Vicissitude, the quality or state of being changeable, is often used to describe the weather. The title is a tribute to philosopher Richard J. Bernstein, who wrote about philosophy’s “quest for some fixed point, some stable rock upon which we can secure our lives against the vicissitudes that constantly threaten us.”
Mazza’s large-scale painting, Portent, on view at the gallery, comes with a kind of indescribable dizziness. This 67 by 87 inch painting absorbs the viewer into an unsettling yet mesmerizing scene, one that evokes a sense of vertigo. At first glance, the viewer may think they recognize what they see—a line, a color, the rippling surface of water… but do they really? Portent becomes a vast, absorbing expanse. Like the ocean itself it layers time, events, and emotions within it. The inspiration for Portent lies in Titian’s The Submersion of Pharaoh’s Army in the Red Sea, a 12-block woodcut from the 16th century. In both Mazza’s and Titian’s works, the water has already closed over the lost army, leaving only a calm, enigmatic surface. Mazza distills this historical reference into a landscape that meditates on absence, obscuring the line between past and present.

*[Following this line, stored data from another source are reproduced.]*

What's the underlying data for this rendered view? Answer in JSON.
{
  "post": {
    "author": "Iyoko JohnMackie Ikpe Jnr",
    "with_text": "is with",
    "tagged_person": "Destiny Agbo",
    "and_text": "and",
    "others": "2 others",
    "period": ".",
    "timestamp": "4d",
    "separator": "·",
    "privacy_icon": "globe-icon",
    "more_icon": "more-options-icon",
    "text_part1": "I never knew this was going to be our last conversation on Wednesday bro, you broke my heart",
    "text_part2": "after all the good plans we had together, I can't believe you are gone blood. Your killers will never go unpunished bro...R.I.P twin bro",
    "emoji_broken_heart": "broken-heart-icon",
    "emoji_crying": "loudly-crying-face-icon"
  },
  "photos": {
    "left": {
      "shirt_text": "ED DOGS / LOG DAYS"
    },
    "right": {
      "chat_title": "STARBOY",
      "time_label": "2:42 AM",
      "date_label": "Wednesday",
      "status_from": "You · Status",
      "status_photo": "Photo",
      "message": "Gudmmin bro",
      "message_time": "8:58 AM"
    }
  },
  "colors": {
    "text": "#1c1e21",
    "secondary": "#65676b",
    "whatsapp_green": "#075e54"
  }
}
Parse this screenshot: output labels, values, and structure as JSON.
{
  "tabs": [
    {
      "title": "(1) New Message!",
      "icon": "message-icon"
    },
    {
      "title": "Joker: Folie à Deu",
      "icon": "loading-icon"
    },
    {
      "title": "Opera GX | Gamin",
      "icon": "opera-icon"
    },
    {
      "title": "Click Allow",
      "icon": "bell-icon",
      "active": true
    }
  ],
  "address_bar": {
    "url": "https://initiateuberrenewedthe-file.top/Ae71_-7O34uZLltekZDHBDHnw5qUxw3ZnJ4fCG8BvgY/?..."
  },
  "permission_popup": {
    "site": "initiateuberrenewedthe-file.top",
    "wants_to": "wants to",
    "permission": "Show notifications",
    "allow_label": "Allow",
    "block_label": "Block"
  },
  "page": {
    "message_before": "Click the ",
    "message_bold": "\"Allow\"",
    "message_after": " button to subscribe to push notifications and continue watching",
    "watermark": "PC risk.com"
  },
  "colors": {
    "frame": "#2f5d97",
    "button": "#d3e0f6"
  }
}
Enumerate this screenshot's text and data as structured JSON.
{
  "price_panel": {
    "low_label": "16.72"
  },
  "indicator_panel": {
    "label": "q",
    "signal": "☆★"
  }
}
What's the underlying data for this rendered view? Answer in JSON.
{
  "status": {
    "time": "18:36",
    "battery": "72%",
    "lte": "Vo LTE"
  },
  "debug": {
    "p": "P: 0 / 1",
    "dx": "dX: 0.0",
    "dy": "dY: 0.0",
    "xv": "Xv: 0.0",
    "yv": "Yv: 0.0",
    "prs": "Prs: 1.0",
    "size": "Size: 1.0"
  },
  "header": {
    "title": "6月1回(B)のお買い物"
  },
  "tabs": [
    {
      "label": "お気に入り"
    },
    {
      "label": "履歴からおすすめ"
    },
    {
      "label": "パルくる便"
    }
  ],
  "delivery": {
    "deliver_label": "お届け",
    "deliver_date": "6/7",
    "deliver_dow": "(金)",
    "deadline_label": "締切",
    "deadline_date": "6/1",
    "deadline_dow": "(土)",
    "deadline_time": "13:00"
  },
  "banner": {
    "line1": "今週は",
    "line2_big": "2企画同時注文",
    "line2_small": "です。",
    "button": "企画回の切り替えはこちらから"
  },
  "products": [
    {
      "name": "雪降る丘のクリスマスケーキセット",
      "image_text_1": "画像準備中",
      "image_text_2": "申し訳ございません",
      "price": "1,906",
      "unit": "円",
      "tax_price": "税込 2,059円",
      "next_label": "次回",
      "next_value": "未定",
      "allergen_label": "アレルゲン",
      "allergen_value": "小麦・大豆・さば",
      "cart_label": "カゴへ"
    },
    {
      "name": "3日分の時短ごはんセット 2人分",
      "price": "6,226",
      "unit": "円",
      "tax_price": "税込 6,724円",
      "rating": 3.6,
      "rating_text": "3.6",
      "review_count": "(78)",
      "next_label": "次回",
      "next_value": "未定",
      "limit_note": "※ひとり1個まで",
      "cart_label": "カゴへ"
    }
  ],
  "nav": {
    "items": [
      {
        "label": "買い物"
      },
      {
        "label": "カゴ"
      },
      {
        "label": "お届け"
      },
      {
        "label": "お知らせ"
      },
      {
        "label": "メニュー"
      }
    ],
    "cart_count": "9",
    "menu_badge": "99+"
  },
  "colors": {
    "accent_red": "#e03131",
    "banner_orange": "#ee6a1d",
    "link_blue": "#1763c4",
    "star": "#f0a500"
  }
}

The works in this show are united through their connection with nature; many are drawn from historical images and texts, sources include Virginia Woolf, Abraham Ortelius and particularly John Ruskin. For the installation of works on paper titled Ruskin’s Landscape, Mazza culled texts from the manuscript of the British art critic’s Brantwood Diary (1876-1884). Ruskin’s record of nature’s unpredictability also becomes the record of his internal landscape and psyche. “Worse and worse” he writes on September 27, 1877 and he writes the same again on Sept. 28; while these dark spells feel interminable to Ruskin, he also describes momentary encounters with the sublime: “Rosey light on snow,” “Brighter,” and “Beauty.”